Consumers’ confidence in their personal finances has fallen to its lowest level since April 2015, while a think-tank report suggests that they can continue to expect falling living standards.

In yesterday’s Budget the Chancellor revealed dramatically reduced forecasts for UK growth and productivity. The Resolution Foundation says the squeeze on incomes could last longer than that which followed the post-2008 crash with real disposable incomes set to fall for 19 successive quarters.

Author, Torsten Bell, said: “The future for family finances implied by yesterday’s forecasts is unremittingly grim. Lower productivity feeds through directly to pay, which is now forecast to be £1,000 a year lower on average than the OBR thought back in March. We project that this would mean average pay not recovering to its pre-crisis peak until 2025 – 17 years after the pay squeeze began.

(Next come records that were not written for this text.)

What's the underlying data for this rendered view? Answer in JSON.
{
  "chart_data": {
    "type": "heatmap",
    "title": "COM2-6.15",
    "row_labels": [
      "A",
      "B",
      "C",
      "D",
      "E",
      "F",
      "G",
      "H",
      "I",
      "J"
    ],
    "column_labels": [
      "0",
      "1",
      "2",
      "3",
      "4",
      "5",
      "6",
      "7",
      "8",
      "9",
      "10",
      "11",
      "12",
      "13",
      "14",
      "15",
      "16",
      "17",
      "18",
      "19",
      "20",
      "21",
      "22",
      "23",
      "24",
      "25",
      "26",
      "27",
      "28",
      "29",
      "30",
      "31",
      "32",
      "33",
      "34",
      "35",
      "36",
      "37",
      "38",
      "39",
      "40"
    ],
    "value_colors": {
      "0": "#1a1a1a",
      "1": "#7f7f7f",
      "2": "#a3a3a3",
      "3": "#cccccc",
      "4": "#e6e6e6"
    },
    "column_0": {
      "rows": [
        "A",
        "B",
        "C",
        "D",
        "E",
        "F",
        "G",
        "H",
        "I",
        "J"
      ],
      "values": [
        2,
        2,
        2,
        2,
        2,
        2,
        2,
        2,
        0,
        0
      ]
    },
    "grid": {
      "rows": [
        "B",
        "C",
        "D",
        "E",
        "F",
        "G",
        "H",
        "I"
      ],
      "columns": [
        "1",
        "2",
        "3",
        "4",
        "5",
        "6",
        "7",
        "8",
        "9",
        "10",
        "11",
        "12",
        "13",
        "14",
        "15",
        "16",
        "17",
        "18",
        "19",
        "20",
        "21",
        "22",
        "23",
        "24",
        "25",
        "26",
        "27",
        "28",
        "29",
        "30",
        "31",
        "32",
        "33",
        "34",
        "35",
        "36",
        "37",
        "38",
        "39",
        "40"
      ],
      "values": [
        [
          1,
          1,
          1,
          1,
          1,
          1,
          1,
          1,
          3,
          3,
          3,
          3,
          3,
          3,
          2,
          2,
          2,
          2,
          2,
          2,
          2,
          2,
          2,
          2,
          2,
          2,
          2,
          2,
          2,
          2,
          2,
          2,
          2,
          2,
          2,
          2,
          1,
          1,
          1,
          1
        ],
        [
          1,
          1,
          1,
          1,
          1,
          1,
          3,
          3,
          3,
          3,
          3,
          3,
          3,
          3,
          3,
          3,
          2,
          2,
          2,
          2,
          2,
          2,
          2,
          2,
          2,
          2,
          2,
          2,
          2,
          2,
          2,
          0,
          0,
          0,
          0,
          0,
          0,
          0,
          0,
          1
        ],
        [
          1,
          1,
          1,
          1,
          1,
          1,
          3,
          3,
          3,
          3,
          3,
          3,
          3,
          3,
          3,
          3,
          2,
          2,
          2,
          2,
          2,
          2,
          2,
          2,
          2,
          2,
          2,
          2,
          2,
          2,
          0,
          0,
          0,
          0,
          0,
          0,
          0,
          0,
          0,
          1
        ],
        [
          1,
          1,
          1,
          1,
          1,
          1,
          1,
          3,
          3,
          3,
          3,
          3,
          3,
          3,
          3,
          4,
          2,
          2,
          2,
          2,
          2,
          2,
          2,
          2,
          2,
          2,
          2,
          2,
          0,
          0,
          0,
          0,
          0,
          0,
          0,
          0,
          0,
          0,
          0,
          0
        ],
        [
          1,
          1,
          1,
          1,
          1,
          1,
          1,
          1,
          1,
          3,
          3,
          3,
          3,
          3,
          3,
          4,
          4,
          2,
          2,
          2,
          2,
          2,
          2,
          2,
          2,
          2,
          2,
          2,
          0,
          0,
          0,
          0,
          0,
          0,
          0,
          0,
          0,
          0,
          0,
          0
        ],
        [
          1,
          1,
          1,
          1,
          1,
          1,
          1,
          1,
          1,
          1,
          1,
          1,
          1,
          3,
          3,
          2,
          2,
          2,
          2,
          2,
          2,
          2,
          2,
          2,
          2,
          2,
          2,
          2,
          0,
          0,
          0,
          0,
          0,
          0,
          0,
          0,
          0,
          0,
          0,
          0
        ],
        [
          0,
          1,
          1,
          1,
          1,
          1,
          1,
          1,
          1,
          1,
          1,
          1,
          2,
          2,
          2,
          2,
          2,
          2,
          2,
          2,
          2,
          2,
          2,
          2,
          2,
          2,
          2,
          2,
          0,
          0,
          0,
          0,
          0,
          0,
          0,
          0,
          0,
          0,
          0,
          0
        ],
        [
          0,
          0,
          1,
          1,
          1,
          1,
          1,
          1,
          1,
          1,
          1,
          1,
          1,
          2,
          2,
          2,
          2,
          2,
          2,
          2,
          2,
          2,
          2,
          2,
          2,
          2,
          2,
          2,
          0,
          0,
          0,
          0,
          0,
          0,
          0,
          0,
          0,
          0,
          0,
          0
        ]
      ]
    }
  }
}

“The pay downgrade feeds through into weak projections for family incomes. Disposable income per person is now set to be £540 lower by 2022 than previously expected, with the current fall in real incomes set to continue and to become the longest on record.”

At the same time, the Lloyds Bank Spending Report, conducted by Ipsos MORI found that those who felt positive about their personal finances in October dropped by 3%, from 64% to 61%. There is a big gap between different age groups, with 78% of over 65s feeling positive about their personal financial situation, versus just 60% of 18 to 24-year-olds. Also, households with children aged under 18 are far less likely to report their situation as comfortable (54%) than those with no children (63%).

Supporting the wider view of declining real incomes, Lloyds Bank data showed people continued to spend more on essentials, which represents year-on-year growth of 2%. This was the 17th consecutive month of year-on-year growth in essential spending. Food, which accounts for around 40% of the essential spend, saw a year-on-year rise of around 2%, the seventh consecutive month of growth. The recent official inflation figures showed food and drink rising at 4.1%.

Fuel spend rose by around 5%, a 14th consecutive month of year-on-year growth, while gas and electricity spend rose to around 2.5%, from around 1% last month

Robin Bulloch, managing director of Lloyds Bank, said: “While most people remain positive about their personal finances, last month saw a significant drop off in consumer confidence. Inflation is now at a five-year high and it appears that millennials are feeling the pinch more than most. Therefore it was no surprise to see the government reaching out to the younger generation in this week’s Budget.

“But regardless of age, as we approach the festive season, our advice to households is manage your finances carefully. With the cost of essentials continuing to rise, avoid spending more than you can afford to on luxury items, and don’t start the New Year with a financial hangover.”